The effect, to be frank, is exactly what we saw.

Braindead models stroking controllers like dildos, "bitchin'" pseudo-rock music, playovers of Halo greenscreened behind them.

Yes, we get it. You have absolute, utter disdain for your desired audience. And we can't blame you. If they're falling for this, we hate them too. The British equivalent of Spike TV, "Nuts TV" (yes, you read that just as correctly), has a show called "Fit and Fearless". Scantily clad models are locked in haunted houses with cameras, the idea being that presumably young British men enjoy a bizarre combination of sado-masochism and 19th century Blavatsky Spiritism.

Brilliant media commentator Charlie Brooker has written his piece about Nuts TV, and I boldly stride forth in his jowly shadow by saying that the point behind "Hot Chicks with Cheat Codes" is equally terrifying: presumably you're supposed to be masturbating while watching it, but doing so means you're totally, undeniably insane. "Fit and Fearless" is the next logical step, followed by "Bikini'd and Bound", which is essentially just softcore dungeon play with a streaming banner underneath inviting us to purchase Axe bodyspray.

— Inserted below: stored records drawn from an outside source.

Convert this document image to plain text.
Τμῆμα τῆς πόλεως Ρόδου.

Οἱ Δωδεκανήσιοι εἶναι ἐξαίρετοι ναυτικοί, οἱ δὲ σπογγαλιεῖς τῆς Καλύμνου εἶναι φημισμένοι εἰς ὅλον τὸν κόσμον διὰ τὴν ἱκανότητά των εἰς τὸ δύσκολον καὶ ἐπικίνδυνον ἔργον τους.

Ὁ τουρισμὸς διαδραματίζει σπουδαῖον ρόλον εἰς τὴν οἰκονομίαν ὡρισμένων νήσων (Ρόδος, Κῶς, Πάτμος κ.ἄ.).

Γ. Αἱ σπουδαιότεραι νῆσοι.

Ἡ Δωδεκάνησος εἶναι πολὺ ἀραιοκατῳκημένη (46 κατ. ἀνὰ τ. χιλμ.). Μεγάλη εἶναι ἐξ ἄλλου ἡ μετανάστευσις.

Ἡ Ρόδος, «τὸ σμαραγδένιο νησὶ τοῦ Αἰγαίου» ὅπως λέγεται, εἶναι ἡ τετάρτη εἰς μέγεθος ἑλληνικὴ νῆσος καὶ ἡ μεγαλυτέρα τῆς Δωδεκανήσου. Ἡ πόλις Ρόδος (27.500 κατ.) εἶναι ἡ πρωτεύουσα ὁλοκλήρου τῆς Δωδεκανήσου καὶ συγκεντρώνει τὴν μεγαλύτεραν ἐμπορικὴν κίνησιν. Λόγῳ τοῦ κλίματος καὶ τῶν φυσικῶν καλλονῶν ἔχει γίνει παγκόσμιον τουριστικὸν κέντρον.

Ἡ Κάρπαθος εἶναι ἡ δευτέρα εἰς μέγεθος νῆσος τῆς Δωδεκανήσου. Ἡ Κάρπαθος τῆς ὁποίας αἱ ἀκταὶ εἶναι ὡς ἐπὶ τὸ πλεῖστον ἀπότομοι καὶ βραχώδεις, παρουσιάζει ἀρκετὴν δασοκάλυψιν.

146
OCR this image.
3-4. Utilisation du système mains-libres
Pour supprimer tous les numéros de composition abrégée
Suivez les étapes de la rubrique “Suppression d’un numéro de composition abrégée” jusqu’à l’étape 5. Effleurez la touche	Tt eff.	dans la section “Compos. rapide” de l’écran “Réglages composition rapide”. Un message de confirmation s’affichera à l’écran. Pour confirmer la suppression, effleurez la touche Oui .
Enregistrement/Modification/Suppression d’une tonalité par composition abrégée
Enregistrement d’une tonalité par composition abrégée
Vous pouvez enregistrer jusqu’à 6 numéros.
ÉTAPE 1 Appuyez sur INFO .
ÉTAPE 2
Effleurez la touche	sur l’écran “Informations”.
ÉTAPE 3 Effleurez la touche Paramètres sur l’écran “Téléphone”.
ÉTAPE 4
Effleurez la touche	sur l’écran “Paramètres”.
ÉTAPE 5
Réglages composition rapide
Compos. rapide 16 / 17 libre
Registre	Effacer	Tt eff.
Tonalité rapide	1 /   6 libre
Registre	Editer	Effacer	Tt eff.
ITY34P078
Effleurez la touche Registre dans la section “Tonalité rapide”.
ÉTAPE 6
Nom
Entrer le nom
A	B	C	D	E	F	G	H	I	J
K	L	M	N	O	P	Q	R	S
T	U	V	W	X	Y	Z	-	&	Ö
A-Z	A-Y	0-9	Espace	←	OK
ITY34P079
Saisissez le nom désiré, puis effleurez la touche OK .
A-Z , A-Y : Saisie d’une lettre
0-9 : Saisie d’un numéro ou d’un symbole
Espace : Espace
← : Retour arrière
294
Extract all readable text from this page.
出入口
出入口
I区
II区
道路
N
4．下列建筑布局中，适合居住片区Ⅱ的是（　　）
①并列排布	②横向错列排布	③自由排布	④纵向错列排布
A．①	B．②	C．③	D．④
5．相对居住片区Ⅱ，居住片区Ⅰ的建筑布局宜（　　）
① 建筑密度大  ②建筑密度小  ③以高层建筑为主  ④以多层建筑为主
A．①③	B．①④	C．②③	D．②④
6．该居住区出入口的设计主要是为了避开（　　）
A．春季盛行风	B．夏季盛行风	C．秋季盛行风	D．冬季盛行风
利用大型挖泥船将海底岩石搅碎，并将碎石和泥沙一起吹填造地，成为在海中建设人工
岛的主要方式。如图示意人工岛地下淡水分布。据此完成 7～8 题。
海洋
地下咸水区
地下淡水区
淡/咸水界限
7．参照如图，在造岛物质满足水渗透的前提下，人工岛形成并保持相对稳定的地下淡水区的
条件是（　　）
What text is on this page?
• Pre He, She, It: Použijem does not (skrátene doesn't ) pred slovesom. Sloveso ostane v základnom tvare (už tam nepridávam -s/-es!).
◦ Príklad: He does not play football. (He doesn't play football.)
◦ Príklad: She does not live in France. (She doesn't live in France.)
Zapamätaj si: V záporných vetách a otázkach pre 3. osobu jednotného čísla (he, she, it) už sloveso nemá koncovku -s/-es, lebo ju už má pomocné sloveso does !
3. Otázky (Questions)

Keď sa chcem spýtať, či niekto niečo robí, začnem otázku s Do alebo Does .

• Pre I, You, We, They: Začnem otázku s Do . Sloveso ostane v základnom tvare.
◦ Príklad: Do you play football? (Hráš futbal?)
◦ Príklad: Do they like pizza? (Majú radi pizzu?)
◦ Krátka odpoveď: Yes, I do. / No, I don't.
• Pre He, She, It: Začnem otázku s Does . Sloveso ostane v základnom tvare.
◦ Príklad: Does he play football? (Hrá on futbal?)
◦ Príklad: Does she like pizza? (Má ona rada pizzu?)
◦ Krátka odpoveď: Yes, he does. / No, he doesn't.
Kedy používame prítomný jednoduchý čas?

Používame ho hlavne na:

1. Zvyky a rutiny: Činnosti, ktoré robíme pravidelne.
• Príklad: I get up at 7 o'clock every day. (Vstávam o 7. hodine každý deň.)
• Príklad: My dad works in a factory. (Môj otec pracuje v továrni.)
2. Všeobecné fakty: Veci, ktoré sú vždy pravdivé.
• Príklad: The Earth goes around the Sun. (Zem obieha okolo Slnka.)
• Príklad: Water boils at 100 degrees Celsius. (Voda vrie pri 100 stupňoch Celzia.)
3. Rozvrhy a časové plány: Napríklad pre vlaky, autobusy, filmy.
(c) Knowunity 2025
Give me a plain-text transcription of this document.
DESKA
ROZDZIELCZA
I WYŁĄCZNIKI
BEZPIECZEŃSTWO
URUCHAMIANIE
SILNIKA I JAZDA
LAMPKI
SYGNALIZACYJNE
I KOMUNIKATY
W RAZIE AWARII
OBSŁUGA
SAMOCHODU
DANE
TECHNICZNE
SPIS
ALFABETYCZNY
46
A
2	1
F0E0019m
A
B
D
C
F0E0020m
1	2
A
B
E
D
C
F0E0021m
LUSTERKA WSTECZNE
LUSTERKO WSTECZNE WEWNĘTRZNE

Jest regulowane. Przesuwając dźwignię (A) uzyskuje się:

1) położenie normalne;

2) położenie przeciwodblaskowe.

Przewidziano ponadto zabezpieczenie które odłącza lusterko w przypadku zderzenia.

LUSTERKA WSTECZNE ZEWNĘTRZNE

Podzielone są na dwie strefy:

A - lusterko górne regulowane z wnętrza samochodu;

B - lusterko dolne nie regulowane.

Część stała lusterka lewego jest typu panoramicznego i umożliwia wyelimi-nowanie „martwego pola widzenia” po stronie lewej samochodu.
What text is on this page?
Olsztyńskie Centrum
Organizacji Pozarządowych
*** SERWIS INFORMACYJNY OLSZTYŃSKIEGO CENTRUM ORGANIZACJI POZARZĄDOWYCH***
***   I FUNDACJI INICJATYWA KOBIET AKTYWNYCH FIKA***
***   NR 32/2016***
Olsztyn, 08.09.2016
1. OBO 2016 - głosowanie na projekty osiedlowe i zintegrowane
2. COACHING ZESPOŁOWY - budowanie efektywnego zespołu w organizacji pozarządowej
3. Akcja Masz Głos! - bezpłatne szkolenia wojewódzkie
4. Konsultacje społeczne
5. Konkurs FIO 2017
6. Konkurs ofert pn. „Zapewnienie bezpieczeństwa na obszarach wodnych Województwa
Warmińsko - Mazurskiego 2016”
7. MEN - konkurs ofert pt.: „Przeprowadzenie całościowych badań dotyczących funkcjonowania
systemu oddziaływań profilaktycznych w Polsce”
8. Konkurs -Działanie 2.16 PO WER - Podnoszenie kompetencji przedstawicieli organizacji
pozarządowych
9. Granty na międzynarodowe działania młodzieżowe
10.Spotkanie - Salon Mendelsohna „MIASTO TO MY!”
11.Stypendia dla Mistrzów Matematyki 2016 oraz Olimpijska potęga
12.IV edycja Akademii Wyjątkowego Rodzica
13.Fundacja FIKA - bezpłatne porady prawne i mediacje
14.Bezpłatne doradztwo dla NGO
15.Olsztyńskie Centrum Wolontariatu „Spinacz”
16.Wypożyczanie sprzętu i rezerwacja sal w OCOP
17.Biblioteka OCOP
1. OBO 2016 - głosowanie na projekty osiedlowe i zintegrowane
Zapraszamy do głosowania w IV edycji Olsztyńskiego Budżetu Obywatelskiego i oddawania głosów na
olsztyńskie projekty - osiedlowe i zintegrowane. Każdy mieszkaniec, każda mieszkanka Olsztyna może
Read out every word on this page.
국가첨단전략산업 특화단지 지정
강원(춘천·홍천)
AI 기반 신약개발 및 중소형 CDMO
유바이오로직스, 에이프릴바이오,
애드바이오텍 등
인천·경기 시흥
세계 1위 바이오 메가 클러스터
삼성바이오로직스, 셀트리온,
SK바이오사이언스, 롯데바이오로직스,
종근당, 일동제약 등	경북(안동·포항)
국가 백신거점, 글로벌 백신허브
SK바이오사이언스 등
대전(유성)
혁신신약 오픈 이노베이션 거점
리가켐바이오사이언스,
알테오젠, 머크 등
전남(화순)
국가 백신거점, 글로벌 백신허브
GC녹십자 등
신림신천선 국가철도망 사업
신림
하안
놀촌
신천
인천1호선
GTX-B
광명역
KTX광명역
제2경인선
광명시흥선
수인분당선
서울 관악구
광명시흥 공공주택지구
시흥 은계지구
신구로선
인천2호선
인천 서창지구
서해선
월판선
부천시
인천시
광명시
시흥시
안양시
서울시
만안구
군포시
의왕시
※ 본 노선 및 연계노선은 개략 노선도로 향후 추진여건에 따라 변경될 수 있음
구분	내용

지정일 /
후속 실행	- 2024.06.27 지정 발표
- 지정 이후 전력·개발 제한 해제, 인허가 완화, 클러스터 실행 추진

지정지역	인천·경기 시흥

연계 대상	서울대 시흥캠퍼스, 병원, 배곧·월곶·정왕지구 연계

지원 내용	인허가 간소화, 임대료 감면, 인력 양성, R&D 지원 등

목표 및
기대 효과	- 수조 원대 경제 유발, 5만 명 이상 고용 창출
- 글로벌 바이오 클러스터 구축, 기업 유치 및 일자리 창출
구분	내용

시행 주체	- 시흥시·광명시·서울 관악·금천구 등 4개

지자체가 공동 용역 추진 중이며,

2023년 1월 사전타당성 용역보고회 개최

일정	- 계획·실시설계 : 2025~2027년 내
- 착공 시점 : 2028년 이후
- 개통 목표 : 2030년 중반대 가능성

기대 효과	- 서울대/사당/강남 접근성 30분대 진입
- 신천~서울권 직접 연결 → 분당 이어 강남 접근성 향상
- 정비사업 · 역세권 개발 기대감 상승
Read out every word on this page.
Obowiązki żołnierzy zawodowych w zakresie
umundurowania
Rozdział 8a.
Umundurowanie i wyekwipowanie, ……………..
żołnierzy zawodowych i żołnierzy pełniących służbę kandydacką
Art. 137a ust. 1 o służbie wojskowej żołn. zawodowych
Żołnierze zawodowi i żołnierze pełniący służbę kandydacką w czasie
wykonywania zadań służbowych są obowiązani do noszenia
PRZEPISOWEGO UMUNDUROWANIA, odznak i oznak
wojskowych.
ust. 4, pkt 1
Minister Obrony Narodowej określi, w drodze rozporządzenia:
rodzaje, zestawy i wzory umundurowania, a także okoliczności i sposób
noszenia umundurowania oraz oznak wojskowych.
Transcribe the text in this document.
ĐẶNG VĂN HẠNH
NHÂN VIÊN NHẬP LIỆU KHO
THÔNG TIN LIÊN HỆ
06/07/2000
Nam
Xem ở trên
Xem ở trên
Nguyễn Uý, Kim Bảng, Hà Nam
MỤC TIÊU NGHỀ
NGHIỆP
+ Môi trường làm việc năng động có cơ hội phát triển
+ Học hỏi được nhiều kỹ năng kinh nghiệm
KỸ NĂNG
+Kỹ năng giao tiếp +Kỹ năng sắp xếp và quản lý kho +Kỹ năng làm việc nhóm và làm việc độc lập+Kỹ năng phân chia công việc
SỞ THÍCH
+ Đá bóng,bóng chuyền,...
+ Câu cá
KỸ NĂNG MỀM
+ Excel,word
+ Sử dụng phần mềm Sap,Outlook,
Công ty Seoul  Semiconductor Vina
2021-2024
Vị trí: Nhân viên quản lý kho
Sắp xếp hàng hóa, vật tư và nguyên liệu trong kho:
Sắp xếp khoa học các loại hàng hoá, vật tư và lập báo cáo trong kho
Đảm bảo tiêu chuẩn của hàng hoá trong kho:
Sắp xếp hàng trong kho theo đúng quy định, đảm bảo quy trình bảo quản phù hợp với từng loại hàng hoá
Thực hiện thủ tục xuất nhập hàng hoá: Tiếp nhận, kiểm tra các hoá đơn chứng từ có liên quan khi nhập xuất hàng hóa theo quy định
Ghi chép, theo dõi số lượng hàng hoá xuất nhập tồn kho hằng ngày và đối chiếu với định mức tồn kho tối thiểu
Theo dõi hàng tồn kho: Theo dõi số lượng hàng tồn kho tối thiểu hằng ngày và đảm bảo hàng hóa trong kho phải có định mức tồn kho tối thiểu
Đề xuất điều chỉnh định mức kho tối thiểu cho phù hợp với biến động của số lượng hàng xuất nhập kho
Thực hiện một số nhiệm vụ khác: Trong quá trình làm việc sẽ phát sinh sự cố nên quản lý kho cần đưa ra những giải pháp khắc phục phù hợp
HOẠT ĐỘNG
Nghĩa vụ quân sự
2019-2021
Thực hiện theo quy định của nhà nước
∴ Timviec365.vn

After that it's just a long, languid close up of a bleeding corpse, although doubtlessly, Spike will ace that up a bit with some tips on how to avoid the police read by wacky, sarcastic jerks deserving of a good unwrapped SlimJim being rammed down their tanned, impossibly intolerable little snouts.

I leave this blahdy-blah with this final thought: according to Wikipedia. Spike TV's average viewer age is 42. Mayhap they should reconsider their concepts just a bit. "Hot Chicks and Tax Tips", 'Hot Chicks and Mortgages", "Hot Chicks and A Solid Plan for Building That Patio You've Always Been Talking About" may be a little bit less insulting.